Paul Lafleur, le président du conseil de BPR, possède une résidence à St-Irénée. Il a aussi été président du conseil d'administration du Domaine Forget, un centre culturel qui est le principal consommateur d'eau potable de la municipalité.

L'an dernier, le maire de St-Irénée, Pierre Boudreault, révélait qu'il a participé à des voyages de pêche offerts par BPR à la fin des années 1990.

Christian Denis, ingénieur

Christian Denis, ingénieur

« On a déjà été en voyage de pêche avec eux-autres, ils nous amenaient mais il n'y a plus rien qui se fait à l'heure actuelle. [...] Ça a duré quelques années », disait M. Boudreault, qui n'a cependant pas voulu commenter les récents développements.

Christian Denis, un ingénieur qui possède une petite compagnie spécialisée en hydrogéologie et qui a déjà obtenu des mandats à St-Irénée, est un des rares à remettre ouvertement en question la façon de faire de certaines grosses firmes de génie-conseil.
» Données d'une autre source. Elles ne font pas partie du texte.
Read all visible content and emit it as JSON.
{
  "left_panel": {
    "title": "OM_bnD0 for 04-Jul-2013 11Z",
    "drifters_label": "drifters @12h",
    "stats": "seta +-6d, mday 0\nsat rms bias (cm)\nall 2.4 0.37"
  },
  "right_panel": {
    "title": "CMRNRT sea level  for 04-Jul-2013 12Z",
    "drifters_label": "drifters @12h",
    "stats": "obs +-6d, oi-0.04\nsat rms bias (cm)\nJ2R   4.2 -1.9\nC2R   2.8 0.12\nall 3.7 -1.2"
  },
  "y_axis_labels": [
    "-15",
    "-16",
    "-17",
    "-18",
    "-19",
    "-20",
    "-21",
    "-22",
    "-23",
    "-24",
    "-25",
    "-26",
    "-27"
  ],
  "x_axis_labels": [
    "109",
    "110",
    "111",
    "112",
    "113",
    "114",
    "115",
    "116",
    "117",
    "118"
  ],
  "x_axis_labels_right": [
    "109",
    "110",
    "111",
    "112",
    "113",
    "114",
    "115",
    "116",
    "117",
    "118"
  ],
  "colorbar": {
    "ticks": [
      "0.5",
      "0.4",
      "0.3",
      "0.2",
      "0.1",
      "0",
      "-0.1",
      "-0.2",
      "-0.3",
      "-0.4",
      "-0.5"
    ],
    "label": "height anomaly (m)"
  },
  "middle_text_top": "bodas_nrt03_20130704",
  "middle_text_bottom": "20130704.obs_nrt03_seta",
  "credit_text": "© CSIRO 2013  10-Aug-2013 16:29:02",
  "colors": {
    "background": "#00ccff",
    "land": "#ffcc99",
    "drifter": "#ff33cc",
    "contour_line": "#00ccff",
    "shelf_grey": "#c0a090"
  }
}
« C'est sûr il y a beaucoup de lobbying qui se fait. Il y a beaucoup de cadeaux qui se donnent by the side. Il y a des soupers bien arrosés, des parties de hockey au Centre Bell [...] toutes sortes de choses comme ça. [...] C'est un côté de l'ingénieur que je n'aime pas tellement disons », dit-il.

Quant à BPR, l'entreprise a déjà émis un communiqué dans lequel elle réclame que la Loi sur le lobbyisme soit clarifiée afin de rendre plus compréhensibles les règles d'exercice de la profession d'ingénieur.

Une deuxième enquête en six mois

Rappelons que le 26 janvier dernier, le commissaire au lobbyisme rendait public un rapport relevant 84 infractions à la Loi sur le lobbyisme à la suite d'une enquête sur les activités de BPR à Rivière-du-Loup.

Une semaine plus tard, le député libéral de la circonscription de Rivière-du-Loup, Jean D'Amour, a admis sa culpabilité à une infraction à la Loi sur la transparence et l'éthique en matière de lobbyisme commise en 2009, alors qu'il travaillait pour la firme d'ingénierie BPR de Rivière-du-Loup.

D'après un reportage de Maxime Poiré, de l'émission La Facture.